An implementation of KFAC for TensorFlow

Apache License 2.0

197 stars 41 forks source link

ConvInputKroneckerFactor different from kfc paper #41

Closed xmax1 closed 4 years ago

xmax1 commented 4 years ago

Is the implementation of the input kronecker factor different from the kfc paper?

Equation 32 https://arxiv.org/pdf/1602.01407.pdf here \Omega is not divided by the num_spatial_locations whereas line 1673 https://github.com/tensorflow/kfac/blob/cf6265590944b5b937ff0ceaf4695a72c95a02b9/kfac/python/ops/fisher_factors.py#L1673 here clearly indicates (and is implemented) that the expectation is taken over both the batch size and the spatial locations.

Thanks for any clarifications,

Max

james-martens commented 4 years ago

The docstring is wrong/misleading here, and I'll change it. This is what it should say:

Note that this is related to Omega in https://arxiv.org/abs/1602.01407 except that here we normalize by the number of locations (k).

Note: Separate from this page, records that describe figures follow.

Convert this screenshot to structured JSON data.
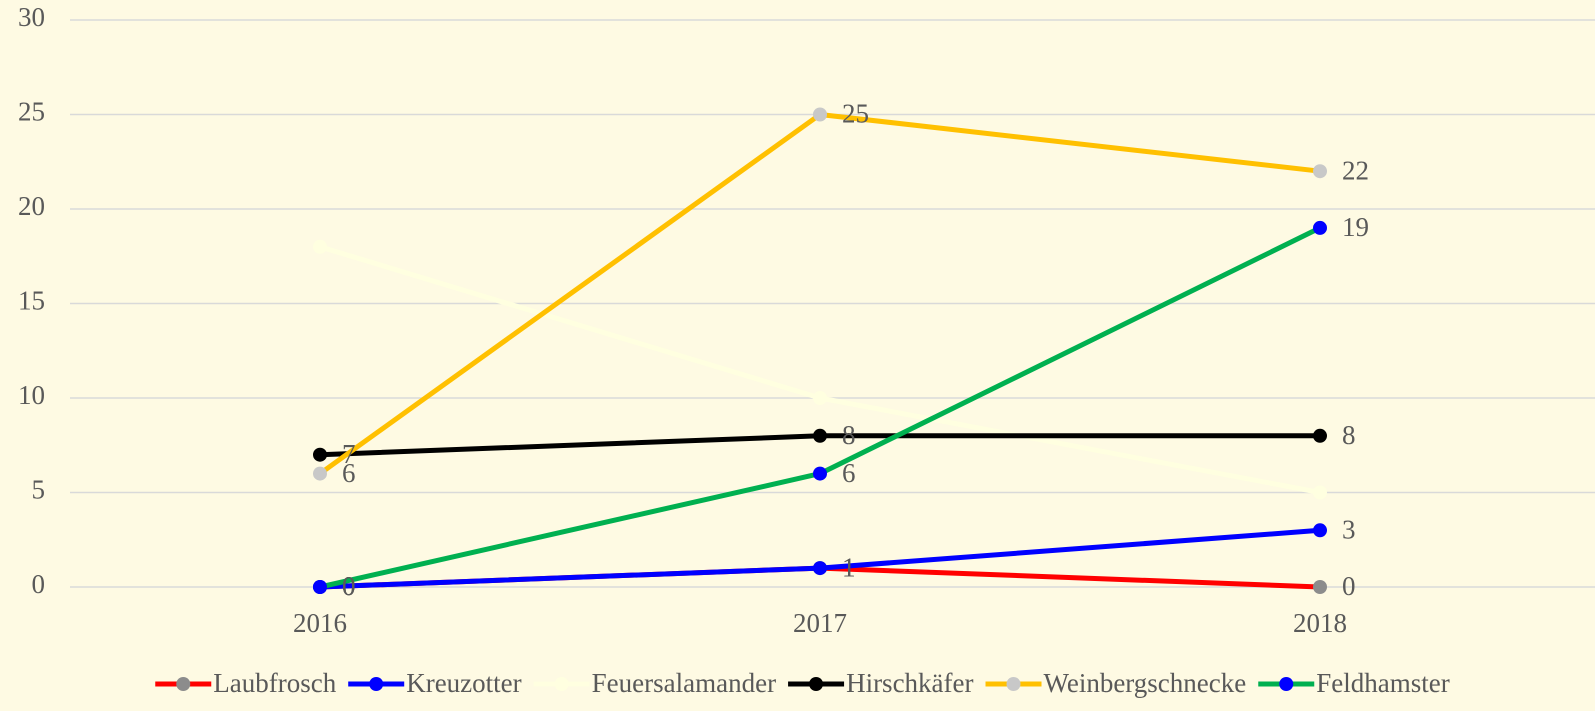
{
  "chart_data": {
    "type": "line",
    "categories": [
      "2016",
      "2017",
      "2018"
    ],
    "ylim": [
      0,
      30
    ],
    "yticks": [
      0,
      5,
      10,
      15,
      20,
      25,
      30
    ],
    "grid": true,
    "legend": "bottom",
    "series": [
      {
        "name": "Laubfrosch",
        "color": "#ff0000",
        "marker_color": "#8c8c8c",
        "data_labels": true,
        "values": [
          0,
          1,
          0
        ]
      },
      {
        "name": "Kreuzotter",
        "color": "#0000ff",
        "marker_color": "#0000ff",
        "data_labels": true,
        "values": [
          0,
          1,
          3
        ]
      },
      {
        "name": "Feuersalamander",
        "color": "#ffffe0",
        "marker_color": "#ffffe0",
        "data_labels": false,
        "values": [
          18,
          10,
          5
        ]
      },
      {
        "name": "Hirschkäfer",
        "color": "#000000",
        "marker_color": "#000000",
        "data_labels": true,
        "values": [
          7,
          8,
          8
        ]
      },
      {
        "name": "Weinbergschnecke",
        "color": "#ffc000",
        "marker_color": "#c8c8c8",
        "data_labels": true,
        "values": [
          6,
          25,
          22
        ]
      },
      {
        "name": "Feldhamster",
        "color": "#00b050",
        "marker_color": "#0000ff",
        "data_labels": true,
        "values": [
          0,
          6,
          19
        ]
      }
    ]
  }
}
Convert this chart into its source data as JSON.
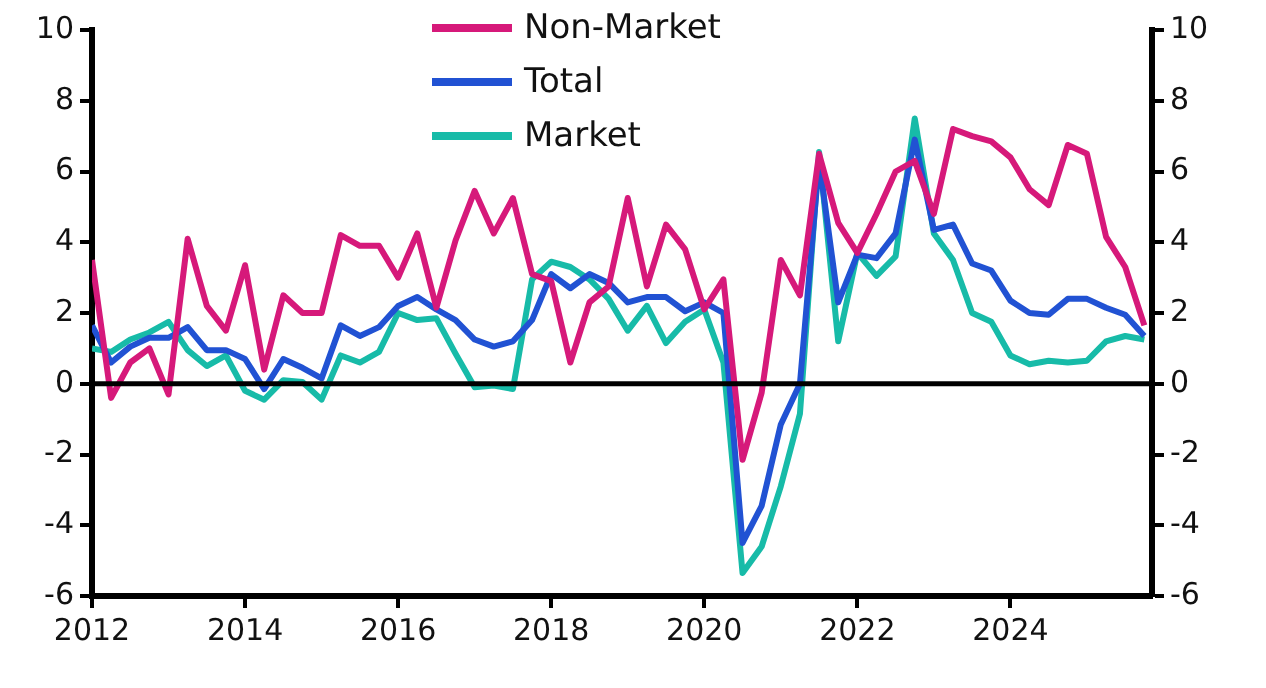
{
  "chart_data": {
    "type": "line",
    "x": [
      2012,
      2012.25,
      2012.5,
      2012.75,
      2013,
      2013.25,
      2013.5,
      2013.75,
      2014,
      2014.25,
      2014.5,
      2014.75,
      2015,
      2015.25,
      2015.5,
      2015.75,
      2016,
      2016.25,
      2016.5,
      2016.75,
      2017,
      2017.25,
      2017.5,
      2017.75,
      2018,
      2018.25,
      2018.5,
      2018.75,
      2019,
      2019.25,
      2019.5,
      2019.75,
      2020,
      2020.25,
      2020.5,
      2020.75,
      2021,
      2021.25,
      2021.5,
      2021.75,
      2022,
      2022.25,
      2022.5,
      2022.75,
      2023,
      2023.25,
      2023.5,
      2023.75,
      2024,
      2024.25,
      2024.5,
      2024.75,
      2025,
      2025.25,
      2025.5,
      2025.75
    ],
    "series": [
      {
        "name": "Non-Market",
        "color": "#d6197a",
        "values": [
          3.5,
          -0.4,
          0.6,
          1.0,
          -0.3,
          4.1,
          2.2,
          1.5,
          3.35,
          0.4,
          2.5,
          2.0,
          2.0,
          4.2,
          3.9,
          3.9,
          3.0,
          4.25,
          2.15,
          4.05,
          5.45,
          4.25,
          5.25,
          3.1,
          2.9,
          0.6,
          2.3,
          2.75,
          5.25,
          2.75,
          4.5,
          3.8,
          2.1,
          2.95,
          -2.15,
          -0.25,
          3.5,
          2.5,
          6.5,
          4.55,
          3.7,
          4.8,
          6.0,
          6.3,
          4.8,
          7.2,
          7.0,
          6.85,
          6.4,
          5.5,
          5.05,
          6.75,
          6.5,
          4.15,
          3.3,
          1.65
        ]
      },
      {
        "name": "Total",
        "color": "#2152d3",
        "values": [
          1.65,
          0.6,
          1.05,
          1.3,
          1.3,
          1.6,
          0.95,
          0.95,
          0.7,
          -0.15,
          0.7,
          0.45,
          0.15,
          1.65,
          1.35,
          1.6,
          2.2,
          2.45,
          2.1,
          1.8,
          1.25,
          1.05,
          1.2,
          1.8,
          3.1,
          2.7,
          3.1,
          2.85,
          2.3,
          2.45,
          2.45,
          2.05,
          2.3,
          2.0,
          -4.5,
          -3.45,
          -1.15,
          0.0,
          6.3,
          2.3,
          3.65,
          3.55,
          4.25,
          6.9,
          4.35,
          4.5,
          3.4,
          3.2,
          2.35,
          2.0,
          1.95,
          2.4,
          2.4,
          2.15,
          1.95,
          1.35
        ]
      },
      {
        "name": "Market",
        "color": "#17bba8",
        "values": [
          1.0,
          0.9,
          1.25,
          1.45,
          1.75,
          0.95,
          0.5,
          0.8,
          -0.2,
          -0.45,
          0.1,
          0.05,
          -0.45,
          0.8,
          0.6,
          0.9,
          2.0,
          1.8,
          1.85,
          0.85,
          -0.1,
          -0.05,
          -0.15,
          2.95,
          3.45,
          3.3,
          2.95,
          2.4,
          1.5,
          2.2,
          1.15,
          1.75,
          2.1,
          0.6,
          -5.35,
          -4.6,
          -2.9,
          -0.85,
          6.55,
          1.2,
          3.7,
          3.05,
          3.6,
          7.5,
          4.25,
          3.5,
          2.0,
          1.75,
          0.8,
          0.55,
          0.65,
          0.6,
          0.65,
          1.2,
          1.35,
          1.25
        ]
      }
    ],
    "xlim": [
      2012,
      2025.85
    ],
    "xticks": [
      2012,
      2014,
      2016,
      2018,
      2020,
      2022,
      2024
    ],
    "ylim": [
      -6,
      10
    ],
    "yticks": [
      -6,
      -4,
      -2,
      0,
      2,
      4,
      6,
      8,
      10
    ],
    "y2lim": [
      -6,
      10
    ],
    "y2ticks": [
      -6,
      -4,
      -2,
      0,
      2,
      4,
      6,
      8,
      10
    ],
    "ref_lines": [
      {
        "axis": "y",
        "value": 0
      }
    ],
    "grid": false,
    "legend": "top",
    "marker": "none",
    "line_style": "solid"
  }
}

By setting the renormalization coefficient ("_renorm_coeff") in the block class to k we get the same overall block approximation from the paper.

xmax1 commented 4 years ago

F = (k / k) [ (1/M) A A^T \otimes (1 / (Mk)) S S^T ] F = k [ (1/(Mk)) A A^T \otimes (1 / (Mk)) S S^T ]

comme ca?

james-martens commented 4 years ago

Something like that.